Other critics, including Rahul Ramchandani of The Milli Gazette and Pardeep Attri of HuffPost India, noted the film's portrayal of an upper-caste Brahmin policeman as a "saviour" to the Dalit. Dominique of Firstpost criticised the director for focusing less on Dalit characters and more on Brahmin (upper-caste) ones just to make them "shine more brightly". An academic Shyaonti Talwar noted that the film shied away from complexities of the caste system and rather oversimplified the issue by repeating the "Brahmin-saviour' complex" done by other critically acclaimed Indian films and making a Brahmin protagonist of an "Aryan lineage" the hero.

=== Box office ===
Article 15 had the opening day collection of ₹5.02 crore and opening weekend worldwide gross of ₹30.75 crore.
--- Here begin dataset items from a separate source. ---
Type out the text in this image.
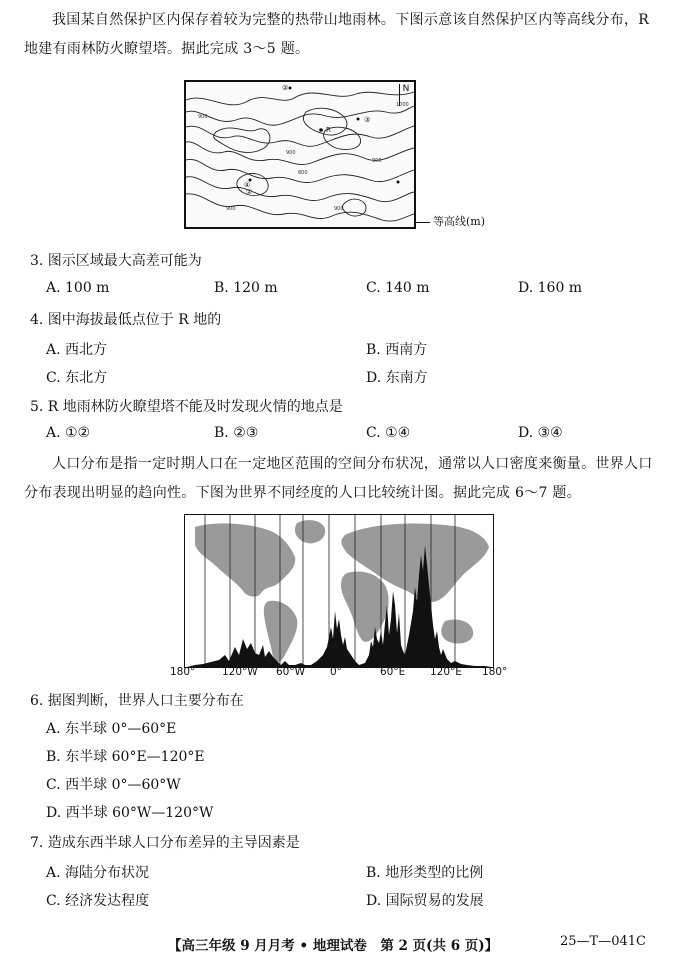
我国某自然保护区内保存着较为完整的热带山地雨林。下图示意该自然保护区内等高线分布，R 地建有雨林防火瞭望塔。据此完成 3～5 题。
②
③
R
④
①
1000
900
900
900
900	900
800
N
等高线(m)
3. 图示区域最大高差可能为
A. 100 m	B. 120 m	C. 140 m	D. 160 m
4. 图中海拔最低点位于 R 地的
A. 西北方	B. 西南方
C. 东北方	D. 东南方
5. R 地雨林防火瞭望塔不能及时发现火情的地点是
A. ①②	B. ②③	C. ①④	D. ③④
人口分布是指一定时期人口在一定地区范围的空间分布状况，通常以人口密度来衡量。世界人口分布表现出明显的趋向性。下图为世界不同经度的人口比较统计图。据此完成 6～7 题。
180°	120°W 60°W 0°	60°E 120°E 180°
6. 据图判断，世界人口主要分布在
A. 东半球 0°—60°E
B. 东半球 60°E—120°E
C. 西半球 0°—60°W
D. 西半球 60°W—120°W
7. 造成东西半球人口分布差异的主导因素是
A. 海陆分布状况	B. 地形类型的比例
C. 经济发达程度	D. 国际贸易的发展
【高三年级 9 月月考 • 地理试卷　第 2 页(共 6 页)】	25—T—041C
In its opening week, the film grossed ₹47.62 crore worldwide. With a gross of ₹77.62 crore from India and ₹13.78 crore from overseas, as of 31 July 2019, the film has grossed ₹91.70 crore worldwide.

== Remake ==
In May 2020, it was announced that Arunraja Kamaraj would be directing Nenjuku Needhi, the Tamil remake of the film. Udhayanidhi Stalin was roped in to reprise Khurrana's role while Tanya Ravichandran reprised the role done by Isha Talwar. It was released on 20 May 2022.
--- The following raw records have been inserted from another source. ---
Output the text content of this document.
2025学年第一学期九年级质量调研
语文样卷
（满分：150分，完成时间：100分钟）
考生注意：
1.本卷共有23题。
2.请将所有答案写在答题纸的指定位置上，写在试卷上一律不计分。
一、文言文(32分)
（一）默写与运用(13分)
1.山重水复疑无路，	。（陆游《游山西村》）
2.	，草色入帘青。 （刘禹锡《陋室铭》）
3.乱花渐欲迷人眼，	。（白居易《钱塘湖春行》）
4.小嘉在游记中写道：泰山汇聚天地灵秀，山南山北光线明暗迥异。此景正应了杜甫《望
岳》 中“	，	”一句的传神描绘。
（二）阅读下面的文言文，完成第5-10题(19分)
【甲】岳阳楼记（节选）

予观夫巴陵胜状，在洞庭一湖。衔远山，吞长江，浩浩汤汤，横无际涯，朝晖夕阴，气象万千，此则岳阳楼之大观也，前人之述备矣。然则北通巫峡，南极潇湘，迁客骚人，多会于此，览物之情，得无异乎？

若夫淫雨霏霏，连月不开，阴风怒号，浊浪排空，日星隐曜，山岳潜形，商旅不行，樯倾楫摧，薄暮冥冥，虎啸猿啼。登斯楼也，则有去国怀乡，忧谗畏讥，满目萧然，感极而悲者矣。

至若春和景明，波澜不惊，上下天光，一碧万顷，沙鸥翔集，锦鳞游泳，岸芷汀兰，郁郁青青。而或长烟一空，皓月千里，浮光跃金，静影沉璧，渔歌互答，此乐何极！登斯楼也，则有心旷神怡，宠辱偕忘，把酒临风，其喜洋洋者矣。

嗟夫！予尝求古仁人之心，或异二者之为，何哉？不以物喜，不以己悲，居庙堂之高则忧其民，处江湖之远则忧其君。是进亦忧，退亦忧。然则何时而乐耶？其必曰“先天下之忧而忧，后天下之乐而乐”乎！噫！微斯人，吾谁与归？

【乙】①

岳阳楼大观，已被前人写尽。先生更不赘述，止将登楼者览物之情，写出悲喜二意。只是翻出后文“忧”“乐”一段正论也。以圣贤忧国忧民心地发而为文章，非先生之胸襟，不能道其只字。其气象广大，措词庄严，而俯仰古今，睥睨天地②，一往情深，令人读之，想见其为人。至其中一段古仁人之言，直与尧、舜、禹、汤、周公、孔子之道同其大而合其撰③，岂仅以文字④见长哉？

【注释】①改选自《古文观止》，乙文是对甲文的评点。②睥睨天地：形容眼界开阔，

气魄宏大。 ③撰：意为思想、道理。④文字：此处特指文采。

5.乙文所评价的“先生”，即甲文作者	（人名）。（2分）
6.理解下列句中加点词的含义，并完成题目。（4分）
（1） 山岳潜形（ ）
== Awards and nominations ==

List of awards and nominations
Award: Date of ceremony; Category; Recipient(s); Result; Ref(s)
Screen Awards: 8 December 2019; Best Film (Critics); —N/a; Won
Best Director (Critics): Anubhav Sinha; Won
Best Actor (Critics): Ayushmann Khurrana; Won
Best Story: Anubhav Sinha and Gaurav Solanki; Won
Best Screenplay: Won
Best Cinematography: Ewan Mulligan; Nominated
Filmfare Awards: 15 February 2020; Best Film (Critics); Anubhav Sinha (tied with Abhishek Chaubey for Sonchiriya); Won
Best Actor (Critics): Ayushmann Khurrana; Won
Best Story: Anubhav Sinha and Gaurav Solanki; Won
Best Screenplay: Nominated
Best Dialogue
Best Supporting Actor: Manoj Pahwa
Best Background Score: Mangesh Dhakde
Best Cinematography: Ewan Mulligan
Best Editing: Yasha Ramchandani
Best Production Design: Nikhil Kovale
Best Sound Design: Kaamod L Kharade
Zee Cine Awards: March 2020; Best Film (Critics); Anubhav Sinha; Won
Best Actor: Ayushmann Khurrana; Nominated
Best Story: Anubhav Sinha and Gaurav Solanki; Won
Best Screenplay: Won
Best Background Score: Mangesh Dhakde; Won
Best Cinematography: Ewan Mulligan; Nominated

== Soundtrack ==

The music of the film is composed by
Anurag Saikia, Piyush Shankar, Devin Parker, and Gingger while lyrics are written by Rashmi Virag, Shakeel Azmi, Slow Cheeta, Dee MC, Kaam Bhaari, and Spit Fire. The Times of India based Debarati S Sen, in her review, said the album is "a fine example of original songs finding its way back into the Hindi film industry".

Track listing
| No. | Title | Lyrics | Music | Singer(s) | Length |
|---|---|---|---|---|---|
| 1. | "Naina Yeh" | Rashmi Virag | Piyush Shankar | Yasser Desai, Akanksha Sharma | 5:29 |
| 2. | "Intezari" | Shakeel Azmi | Anurag Saikia | Armaan Malik | 5:08 |
| 3. | "Intezari" (Unplugged) | Shakeel Azmi | Anurag Saikia | Ayushmann Khurrana | 4:46 |
| 4. | "Intezari" (Asees Version) | Shakeel Azmi | Anurag Saikia | Asees Kaur | 4:35 |
| 5. | "Kahab Toh" | Shakeel Azmi | Anurag Saikia | Sayani Gupta | 3:12 |
| 6. | "Shuru Karein Kya" | Slow Cheeta, Dee MC, Kaam Bhaari, Spit Fire | Devin Parker, Gingger | Slow Cheeta, Dee MC, Kaam Bhaari, Spit Fire | 3:45 |
| Total length: |  |  |  |  | 26:55 |

== Home media ==
The film became available as VOD on Netflix in August 2019.